Both of these figures are subject to a lot of debate, but I’ll just focus on the second one for the moment. Here’s some basic math for the 15-16 million people enrolled in individual market policies today:

1. In 2017, the average unsubsidized indy market premium was $470/month.

2. In 2018, the average premium increase is around 30%. Most of this is already caused by other types of Trump/GOP sabotage, but that’s a different discussion.

3. That means the avg. unsubsidized 2018 premium will likely be around $610 per month per person.

4. If the CBO’s +10% is accurate, that means 2019 premiums will cost an additional $61/month, or $732/person.

5. For a couple that’s an extra $1,460 per year. For a family of 4 it’s potentially up to $2,800, although that’s not a precise thing since premiums are quite a bit lower for children than adults.

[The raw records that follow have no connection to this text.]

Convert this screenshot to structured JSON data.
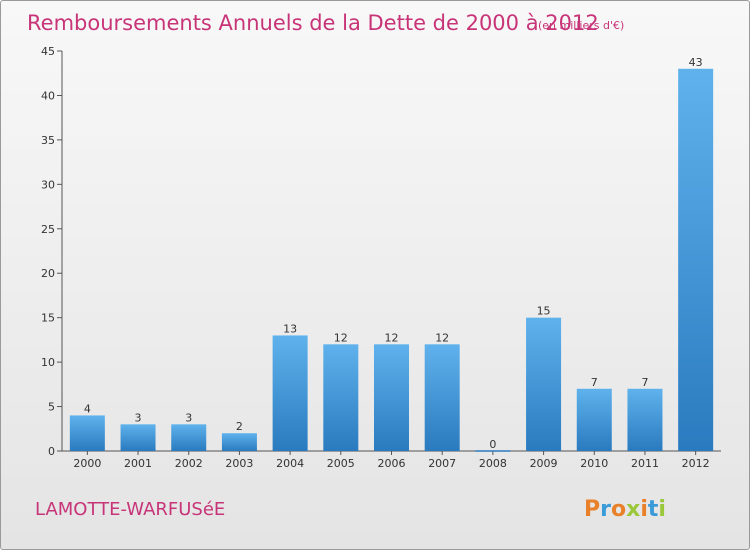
{
  "header": {
    "title": "Remboursements Annuels de la Dette de 2000 à 2012",
    "unit": "(en milliers d'€)"
  },
  "footer": {
    "commune": "LAMOTTE-WARFUSéE",
    "logo": "Proxiti",
    "logo_colors": [
      "#e8812a",
      "#3a9bd9",
      "#e8812a",
      "#9bc83a",
      "#e8812a",
      "#3a9bd9",
      "#9bc83a"
    ]
  },
  "colors": {
    "title": "#c83478",
    "bar_light": "#5fb2ec",
    "bar_dark": "#2a7abf",
    "axis": "#555555",
    "grid": "#cfcfcf"
  },
  "chart_data": {
    "type": "bar",
    "title": "Remboursements Annuels de la Dette de 2000 à 2012",
    "subtitle": "(en milliers d'€)",
    "xlabel": "",
    "ylabel": "",
    "categories": [
      "2000",
      "2001",
      "2002",
      "2003",
      "2004",
      "2005",
      "2006",
      "2007",
      "2008",
      "2009",
      "2010",
      "2011",
      "2012"
    ],
    "values": [
      4,
      3,
      3,
      2,
      13,
      12,
      12,
      12,
      0,
      15,
      7,
      7,
      43
    ],
    "ylim": [
      0,
      45
    ],
    "yticks": [
      0,
      5,
      10,
      15,
      20,
      25,
      30,
      35,
      40,
      45
    ],
    "grid": false,
    "legend": "none"
  }
}
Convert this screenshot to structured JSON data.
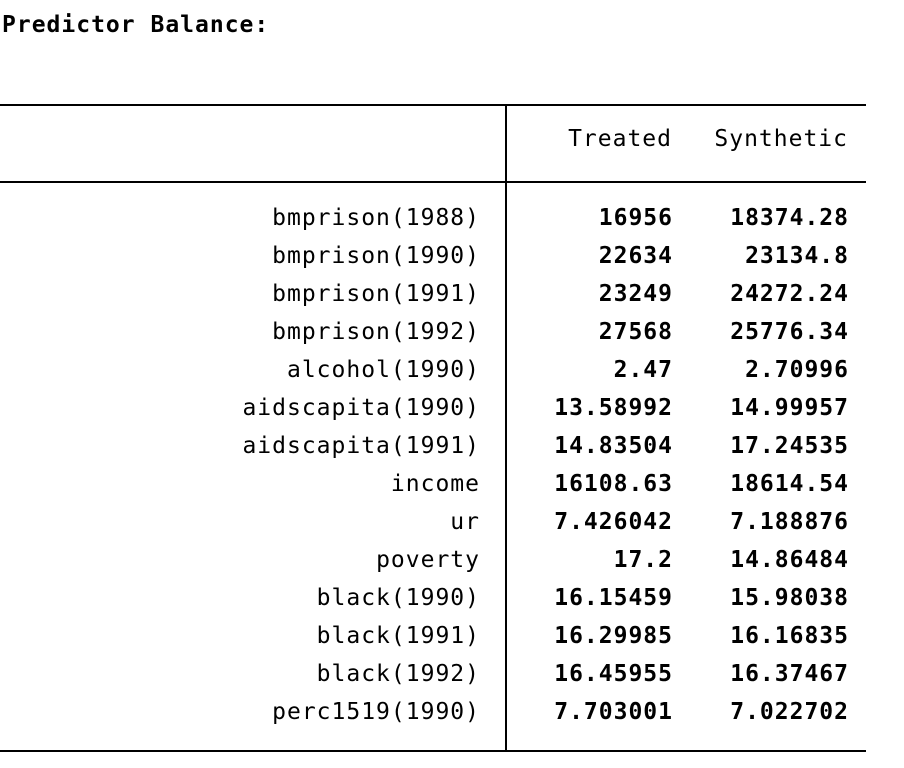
{
  "title": "Predictor Balance:",
  "columns": {
    "treated": "Treated",
    "synthetic": "Synthetic"
  },
  "rows": [
    {
      "label": "bmprison(1988)",
      "treated": "16956",
      "synthetic": "18374.28"
    },
    {
      "label": "bmprison(1990)",
      "treated": "22634",
      "synthetic": "23134.8"
    },
    {
      "label": "bmprison(1991)",
      "treated": "23249",
      "synthetic": "24272.24"
    },
    {
      "label": "bmprison(1992)",
      "treated": "27568",
      "synthetic": "25776.34"
    },
    {
      "label": "alcohol(1990)",
      "treated": "2.47",
      "synthetic": "2.70996"
    },
    {
      "label": "aidscapita(1990)",
      "treated": "13.58992",
      "synthetic": "14.99957"
    },
    {
      "label": "aidscapita(1991)",
      "treated": "14.83504",
      "synthetic": "17.24535"
    },
    {
      "label": "income",
      "treated": "16108.63",
      "synthetic": "18614.54"
    },
    {
      "label": "ur",
      "treated": "7.426042",
      "synthetic": "7.188876"
    },
    {
      "label": "poverty",
      "treated": "17.2",
      "synthetic": "14.86484"
    },
    {
      "label": "black(1990)",
      "treated": "16.15459",
      "synthetic": "15.98038"
    },
    {
      "label": "black(1991)",
      "treated": "16.29985",
      "synthetic": "16.16835"
    },
    {
      "label": "black(1992)",
      "treated": "16.45955",
      "synthetic": "16.37467"
    },
    {
      "label": "perc1519(1990)",
      "treated": "7.703001",
      "synthetic": "7.022702"
    }
  ]
}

6. This is obviously very rough, back-of-envelope math, and some may quibble with my "throwing 15 million to the floor" wording since around 9 million of the enrollees are subsidized and therefore won’t see any of that premium increase. HOWEVER, that's only true if their carriers stick around the market. All the subsidies in the world don't help if there aren't any carriers willing to participate in the market at all. That came very close to happening this year in several states/counties...and in some areas, the only carrier willing to participate has paper-thin networks like what happened with Centene in Washington State.

7. The other 6-7 million people paying full price, however, are pretty much SOL.

In other words, Jennifer Rubin nailed it:

Since the tax bill includes repeal of individ mandate shouldn't tax calculators include increase in individ premiums which in many cases will be much > any tax increase for modest income Americans?

— Jennifer Rubin (@JRubinBlogger) December 20, 2017

8. Of course, the unsubsidized rates have already become unaffordable for millions of people thanks in large part to the CSR sabotage already imposed by Trump, so when you combine that with the additional 10% hit, millions of these people will instead drop their coverage entirely...which is where some of that 13 million figure comes into play.

9. So what happens to them? Well, some will indeed save that money. They’ll either cross their fingers and go without any coverage, or will instead enroll in one of the cheap, bare-bones “Short-Term” or “Association” plans (aka #ShortAss Plans) which the GOP is so fond of and which Trump is also pushing to vastly expand.

10. Those plans are, indeed, quite affordable, with far lower premiums...because they don’t cover serious illnesses or injuries.

11. Therefore, when (not if...everyone develops a serious condition sooner or later) those folks become seriously ill or injured, they’re basically screwed.

12. ...which takes me right back to the 3-legged stool video above.